Peut-on vraiment dé-finir l’Infini, si définir signifie lui mettre une limite ?

Ce lexique est vivant, en perpétuelle évolution. Il se transforme au fil de vos questions et de la recherche commune à la Maison bleu ciel.

Les définitions proposées ici ne sont pas des vérités figées, mais des pistes, des invitations à explorer, à questionner, à reformuler. Provisoires, elles ouvrent un chemin, offrent des repères sans enfermer.

Dans le domaine spirituel, les mots balbutient souvent. Ils ne sont que des éclats, des tentatives imparfaites pour pointer vers l’Indicible. Et au fil du temps, ils ont accumulé des couches, des interprétations, des rigidités qui les éloignent de leur source vive.

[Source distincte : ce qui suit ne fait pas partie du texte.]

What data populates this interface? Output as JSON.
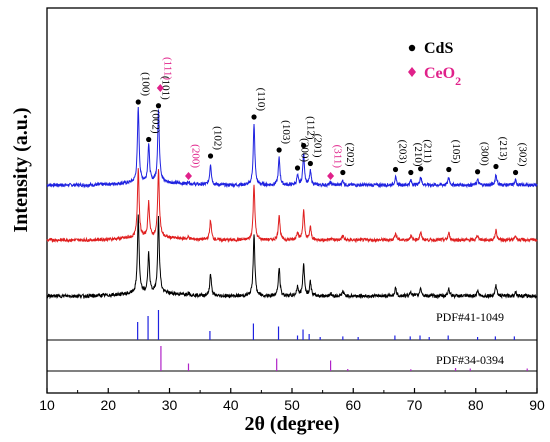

Les mots doivent être lavés pour retrouver leur limpidité. Ils ne prennent leur véritable sens que lorsqu’ils sont réaccordés à l’expérience, à la présence, à la résonance intime avec l’Essentiel. Ici, nous ne cherchons pas tant à les définir qu’à les laisser respirer à nouveau, à les délester de ce qui les alourdit pour qu’ils puissent redevenir ce qu’ils sont : des portes ouvertes vers l’Infini.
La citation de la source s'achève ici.